A lo largo de la historia, Asturias ha sido una región importante en la península ibérica. Desde la época romana hasta la Edad Media, el territorio asturiano ha jugado un papel fundamental en la defensa de la península ibérica y en la creación del Reino de Asturias, que fue el primer reino cristiano de la península.
Sin embargo, la integración de Asturias en el Reino de España no fue fácil. Durante siglos, la región luchó por preservar su identidad y su autonomía frente a Castilla y otros reinos vecinos. Fue solo en el siglo XIX cuando Asturias comenzó a formar parte del proyecto político y territorial de España.

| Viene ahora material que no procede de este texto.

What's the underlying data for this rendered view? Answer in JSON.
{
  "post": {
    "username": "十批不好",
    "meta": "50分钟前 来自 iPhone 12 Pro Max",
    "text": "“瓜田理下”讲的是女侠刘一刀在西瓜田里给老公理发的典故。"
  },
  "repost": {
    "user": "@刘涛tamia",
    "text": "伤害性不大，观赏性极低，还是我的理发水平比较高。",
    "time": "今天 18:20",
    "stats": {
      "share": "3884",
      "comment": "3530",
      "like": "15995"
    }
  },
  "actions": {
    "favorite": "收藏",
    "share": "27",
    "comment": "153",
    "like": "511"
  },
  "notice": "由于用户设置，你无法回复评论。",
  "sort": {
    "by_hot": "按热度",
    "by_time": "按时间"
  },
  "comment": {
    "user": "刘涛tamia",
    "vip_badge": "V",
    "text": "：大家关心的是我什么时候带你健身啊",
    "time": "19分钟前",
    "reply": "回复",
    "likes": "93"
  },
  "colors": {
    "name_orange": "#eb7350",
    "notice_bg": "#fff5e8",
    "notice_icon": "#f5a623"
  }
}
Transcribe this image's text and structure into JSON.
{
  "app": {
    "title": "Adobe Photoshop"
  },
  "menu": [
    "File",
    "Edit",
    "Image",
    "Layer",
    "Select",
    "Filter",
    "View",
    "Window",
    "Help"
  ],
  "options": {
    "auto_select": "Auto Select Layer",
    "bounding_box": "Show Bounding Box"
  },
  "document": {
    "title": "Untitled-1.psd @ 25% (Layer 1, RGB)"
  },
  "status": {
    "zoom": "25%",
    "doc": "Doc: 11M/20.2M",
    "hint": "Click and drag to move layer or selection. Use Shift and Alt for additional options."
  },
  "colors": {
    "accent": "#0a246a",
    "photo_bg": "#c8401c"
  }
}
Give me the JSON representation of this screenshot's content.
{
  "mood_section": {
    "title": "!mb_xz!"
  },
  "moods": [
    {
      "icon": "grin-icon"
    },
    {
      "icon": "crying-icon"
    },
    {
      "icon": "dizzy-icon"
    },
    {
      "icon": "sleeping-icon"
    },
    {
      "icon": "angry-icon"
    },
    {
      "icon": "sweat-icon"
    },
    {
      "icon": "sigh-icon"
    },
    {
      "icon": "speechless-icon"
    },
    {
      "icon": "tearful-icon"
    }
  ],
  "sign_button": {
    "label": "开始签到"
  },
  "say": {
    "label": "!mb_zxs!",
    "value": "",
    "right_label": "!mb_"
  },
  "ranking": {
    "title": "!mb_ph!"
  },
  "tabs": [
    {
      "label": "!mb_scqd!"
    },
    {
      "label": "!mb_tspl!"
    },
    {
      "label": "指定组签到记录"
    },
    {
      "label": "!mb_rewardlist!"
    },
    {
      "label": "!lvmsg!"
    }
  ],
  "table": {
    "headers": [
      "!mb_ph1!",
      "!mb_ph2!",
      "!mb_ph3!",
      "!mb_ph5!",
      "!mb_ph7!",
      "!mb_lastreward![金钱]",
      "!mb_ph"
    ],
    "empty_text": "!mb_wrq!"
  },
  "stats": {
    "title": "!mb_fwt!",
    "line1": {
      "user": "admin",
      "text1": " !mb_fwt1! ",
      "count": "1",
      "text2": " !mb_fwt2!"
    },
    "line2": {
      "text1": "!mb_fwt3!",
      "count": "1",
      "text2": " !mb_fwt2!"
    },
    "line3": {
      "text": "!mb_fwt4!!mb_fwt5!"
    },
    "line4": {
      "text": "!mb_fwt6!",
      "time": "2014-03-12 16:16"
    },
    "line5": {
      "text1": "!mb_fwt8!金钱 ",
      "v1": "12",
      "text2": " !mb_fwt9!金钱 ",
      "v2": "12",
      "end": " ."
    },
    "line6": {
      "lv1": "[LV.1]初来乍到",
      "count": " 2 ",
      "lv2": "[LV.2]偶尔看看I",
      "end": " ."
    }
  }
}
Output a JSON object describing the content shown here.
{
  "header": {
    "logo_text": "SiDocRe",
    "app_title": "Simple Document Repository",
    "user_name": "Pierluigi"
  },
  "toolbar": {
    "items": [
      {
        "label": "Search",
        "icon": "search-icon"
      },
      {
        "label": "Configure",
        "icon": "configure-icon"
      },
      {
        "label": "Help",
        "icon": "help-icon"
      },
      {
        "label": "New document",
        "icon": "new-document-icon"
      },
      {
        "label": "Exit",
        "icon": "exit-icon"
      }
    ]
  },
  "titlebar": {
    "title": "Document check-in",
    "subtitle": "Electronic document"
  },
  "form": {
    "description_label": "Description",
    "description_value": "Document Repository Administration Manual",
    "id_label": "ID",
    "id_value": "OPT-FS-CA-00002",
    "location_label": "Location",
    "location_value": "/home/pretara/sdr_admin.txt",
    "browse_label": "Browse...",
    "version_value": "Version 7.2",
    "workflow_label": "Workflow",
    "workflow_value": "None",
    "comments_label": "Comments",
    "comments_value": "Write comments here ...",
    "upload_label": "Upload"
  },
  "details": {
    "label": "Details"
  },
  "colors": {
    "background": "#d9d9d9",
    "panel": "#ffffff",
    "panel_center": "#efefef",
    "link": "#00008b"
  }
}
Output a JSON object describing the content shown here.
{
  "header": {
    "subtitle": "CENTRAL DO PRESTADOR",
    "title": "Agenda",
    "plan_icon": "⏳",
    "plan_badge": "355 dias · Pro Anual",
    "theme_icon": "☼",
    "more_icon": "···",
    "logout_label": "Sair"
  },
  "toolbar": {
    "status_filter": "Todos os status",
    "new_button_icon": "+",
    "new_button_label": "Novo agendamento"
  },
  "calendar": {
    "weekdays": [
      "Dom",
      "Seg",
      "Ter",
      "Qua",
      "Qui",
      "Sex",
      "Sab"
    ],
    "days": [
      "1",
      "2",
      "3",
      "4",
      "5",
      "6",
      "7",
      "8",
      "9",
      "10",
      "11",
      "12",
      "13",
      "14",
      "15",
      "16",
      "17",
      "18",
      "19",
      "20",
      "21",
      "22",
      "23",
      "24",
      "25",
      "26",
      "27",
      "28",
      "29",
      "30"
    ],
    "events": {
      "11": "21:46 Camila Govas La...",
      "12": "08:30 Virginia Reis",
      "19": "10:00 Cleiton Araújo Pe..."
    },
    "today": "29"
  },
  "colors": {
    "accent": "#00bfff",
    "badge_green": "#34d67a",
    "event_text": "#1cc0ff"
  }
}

La Guerra de la Independencia y la Constitución de Cádiz
En 1808, España se enfrentó a la invasión de las tropas francesas de Napoleón Bonaparte. Asturias, como otras regiones del país, se alzó en armas contra el invasor y se convirtió en uno de los principales focos de resistencia. La Guerra de la Independencia dejó un profundo impacto en la región, que tardó en recuperarse.
Tras la Guerra de la Independencia, las Cortes de Cádiz redactaron la Constitución de 1812, que establecía el modelo de Estado liberal y soberano que España adoptaría en las décadas siguientes. La Constitución reconoció la existencia de provincias y regiones, y en su artículo 328 decía: 'Las provincias se regirán por sus respectivas Diputaciones, formando juntas electorales para la elección de diputados a Cortes'. Asturias, como provincia, comenzaba a tener un espacio propio en el mapa político de España.
El Estatuto Real y la Regencia de María Cristina
En 1834, tras la muerte de Fernando VII, el país se encontró en una situación de crisis política y social. La regente María Cristina de Borbón y su gobierno impulsaron la elaboración del Estatuto Real, una norma que pretendía sentar las bases del régimen constitucional en España. El Estatuto Real establecía una división administrativa del país en provincias y establecía la figura de los ayuntamientos como instituciones básicas del poder local.
El Estatuto Real fue aprobado en 1834 y estuvo en vigor hasta 1836. Durante este periodo, Asturias tuvo una importante presencia en las Cortes y comenzó a desarrollarse como una región con una identidad propia. Sin embargo, la norma apenas duró dos años, ya que fue sustituida por la Constitución de 1837, que supuso un importante retroceso en el proceso de descentralización política que había comenzado en España.
El Regionalismo y la Constitución de 1869
En la segunda mitad del siglo XIX, el movimiento regionalista adquirió una gran fuerza en España. En Asturias, este movimiento se llevó a cabo a través de diversos grupos políticos y asociaciones culturales que reivindicaban la autonomía de la región. Uno de los primeros textos políticos del regionalismo asturiano fue la 'Memoria del diputado asturiano D. Evaristo Valle', que se presentó en las Cortes en 1865 y donde se pedía una mayor autonomía para Asturias.
La Constitución de 1869, que fue promulgada tras la Revolución de 1868, reconoció la existencia de las regiones y estableció su régimen político-administrativo. El artículo 11 de la Constitución afirmaba: 'Las regiones serán reguladas por sus leyes propias, siempre que éstas no se opongan a la Constitución y a las generales del Estado'. Asturias y otras regiones de España comenzaron a desarrollar su propio estatuto de autonomía y a reclamar un mayor reconocimiento dentro del Estado español.
La Segunda República y el Estatuto de Autonomía de Asturias
En 1931, España proclamó la Segunda República y comenzó un nuevo periodo en el que se impulsó el desarrollo de las autonomías regionales. En Asturias, esta reivindicación se llevó a cabo a través de diversas asociaciones y partidos políticos, como el Partido Autonomista de Asturias o la Unión Regionalista Asturiana.
Tras la Guerra Civil Española, la dictadura franquista reprimió duramente cualquier manifestación de autonomismo o regionalismo. Sin embargo, tras la muerte de Franco y la llegada de la democracia, Asturias recuperó su estatuto de autonomía gracias al esfuerzo y la lucha de muchos asturianos.
Conclusiones
La integración de Asturias en el Reino de España ha sido un proceso largo y complejo, que ha pasado por diversas etapas históricas y políticas. Desde la Guerra de la Independencia hasta la Segunda República, y desde la dictadura franquista hasta la democracia, Asturias ha luchado por mantener su identidad y su autonomía dentro del Estado español. Hoy en día, Asturias es una región plenamente integrada en España, pero que ha mantenido su carácter propio y su rica tradición cultural.